Though they were nearly the same age, Matt seemed outrageously young to her, more like Billy than herself. But he was smart, had a strong back and a well of fresh ideas.
Then there was Ned Tucker, a lanky, taciturn cowboy of indeterminate age. His face was scored with lines from time and sun and wind. His eyes were an eerily colorless blue. He chewed on the stubs of cigars, said little, and worked like a mule.
“They’ll do,” she said after a moment.
“I know Tucker well enough,” Ben began, then wondered if he knew anyone well enough. “Got a hell of a hand with a lasso, wins at the festival every year. Bodine, he’s new.” He shifted so that his eyes as well as the tone of his voice indicated his thought. “Too new.”

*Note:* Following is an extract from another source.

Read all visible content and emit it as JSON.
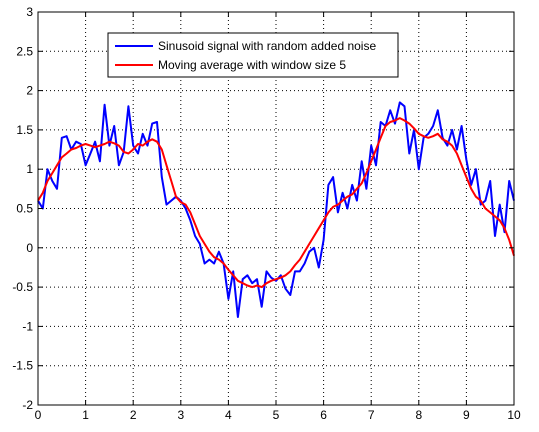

“I need the help. If it’s one of them who’s been fucking with me, I’d just as soon have him close by. Easier to watch.” She let out a little breath. They should have been talking about the weather, the calf pulling, not about murder. “We lost eight calves, Ben. I’m not losing any more.”
“Willa.” He laid a hand on her arm before she could walk away. “I don’t know what I can do to help you.”
“Nothing.” Sorry for the snap in her voice, she slipped her hands into her pockets and softened her tone. “There’s nothing anyone can do. We’ve got to get through it, that’s all, and things have been quiet the last couple days. Maybe he’s finished, maybe he’s moved on.”
She didn’t believe it, but it helped to pretend she did.
“How’re your sisters handling it?”
“Better than I could have expected.” The tightness around her mouth eased as she smiled. “Tess was out here pulling calves. After the first couple, and a lot of squealing, she did okay.”
“I’d have paid money to see that.”
For an instant the smile spread into a grin. “It was worth the price of a ticket, especially when her jeans split.”